I just did some searching around on the 'net and found that they are called "Elizabethan Collars". A further quick search turned up several sites selling them. The one I looked at is $8 apiece, but I might be able to find a wholesaler that'll sell me a large amount for a cheaper per unit price.

They come in different sizes, up to 24". So yes, they're a good option!


----------



## Aemilia

*So ... has this been figured out?*

They use something similar looking on Mythbusters for Ping Pong Rescue. I tried the fan site and can't find what they used. Does that look like the stuff? If it is I'll try a better search, or an email maybe. Its around 5:31, after the Adam needs a cookie part.


----------



## Homestead Gal

A friend of mine plants a public U-Pick garden for a second income.
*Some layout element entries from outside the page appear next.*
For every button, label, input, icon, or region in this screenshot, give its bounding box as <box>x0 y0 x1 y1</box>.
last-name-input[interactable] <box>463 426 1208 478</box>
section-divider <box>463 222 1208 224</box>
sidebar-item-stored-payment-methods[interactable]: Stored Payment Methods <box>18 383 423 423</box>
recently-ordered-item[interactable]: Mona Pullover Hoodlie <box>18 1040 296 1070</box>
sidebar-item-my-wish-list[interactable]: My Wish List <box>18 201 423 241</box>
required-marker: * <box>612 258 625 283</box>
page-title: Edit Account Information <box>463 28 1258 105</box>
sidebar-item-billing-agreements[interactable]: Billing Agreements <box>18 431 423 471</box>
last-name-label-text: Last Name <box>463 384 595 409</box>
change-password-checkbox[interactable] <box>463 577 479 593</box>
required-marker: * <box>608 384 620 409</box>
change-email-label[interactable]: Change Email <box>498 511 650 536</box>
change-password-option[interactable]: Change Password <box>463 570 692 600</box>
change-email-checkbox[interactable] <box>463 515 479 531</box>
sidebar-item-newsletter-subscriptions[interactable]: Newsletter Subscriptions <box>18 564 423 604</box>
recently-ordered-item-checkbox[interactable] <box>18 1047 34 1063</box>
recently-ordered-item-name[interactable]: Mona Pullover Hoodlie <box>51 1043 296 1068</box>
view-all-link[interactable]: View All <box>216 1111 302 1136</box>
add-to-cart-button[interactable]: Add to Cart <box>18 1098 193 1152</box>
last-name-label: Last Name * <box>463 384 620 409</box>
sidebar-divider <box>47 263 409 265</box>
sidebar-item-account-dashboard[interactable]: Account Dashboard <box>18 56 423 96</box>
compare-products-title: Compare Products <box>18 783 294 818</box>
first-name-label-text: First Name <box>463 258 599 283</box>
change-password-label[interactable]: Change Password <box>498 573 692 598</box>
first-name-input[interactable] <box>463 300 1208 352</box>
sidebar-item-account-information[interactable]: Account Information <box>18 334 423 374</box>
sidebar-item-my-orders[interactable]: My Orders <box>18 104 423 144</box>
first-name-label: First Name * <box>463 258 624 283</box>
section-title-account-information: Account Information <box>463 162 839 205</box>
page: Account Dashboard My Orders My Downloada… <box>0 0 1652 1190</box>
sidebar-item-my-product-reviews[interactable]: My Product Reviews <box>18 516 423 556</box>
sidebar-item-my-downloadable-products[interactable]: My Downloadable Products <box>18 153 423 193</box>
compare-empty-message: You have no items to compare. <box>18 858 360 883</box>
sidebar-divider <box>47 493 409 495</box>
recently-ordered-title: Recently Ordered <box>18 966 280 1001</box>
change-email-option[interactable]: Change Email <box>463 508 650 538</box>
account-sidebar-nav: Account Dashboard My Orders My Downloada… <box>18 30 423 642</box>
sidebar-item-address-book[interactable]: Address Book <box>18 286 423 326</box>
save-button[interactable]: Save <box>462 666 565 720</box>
She uses large cone type tomato cages and then turns them upside down and wraps them with plastic wrap. She leaves the narrow top open for ventilation. I don't think she has them in cages all the time prior to them blooming so the pollinators can get to the blooms. Once blooming is done, she sets the cage until she starts harvesting

This wrapped cage method has saved her plants from many bugs and most of them are able to grow well and produce fruit while inside the wrapped cage. She just slides the cage off, picks and tends the plant and then puts it back on. When she doesn't need the cages, she stacks them on top of each other to use for next year.


----------



## gypsysue

That's a neat idea too, Homestead Gal. I like the stackability part of it. I hadn't thought about the fact that solar cones of any kind would also reduce bug infestations. That's a good point.


----------



## Clarice

All I do to my turnips is peel and slice, boil in salted water with bacon drippings for seasoning. If your turnips a little bitter a tsp.of sugar will fix that. You may want to can them for use later.


----------



## gypsysue

Thanks, Clarice! My turnips are about ready to pull now, so I look forward to trying your suggestion. Bacon drippings make just about anything taste better! 

Do you can the turnips after boiling them, or before?


----------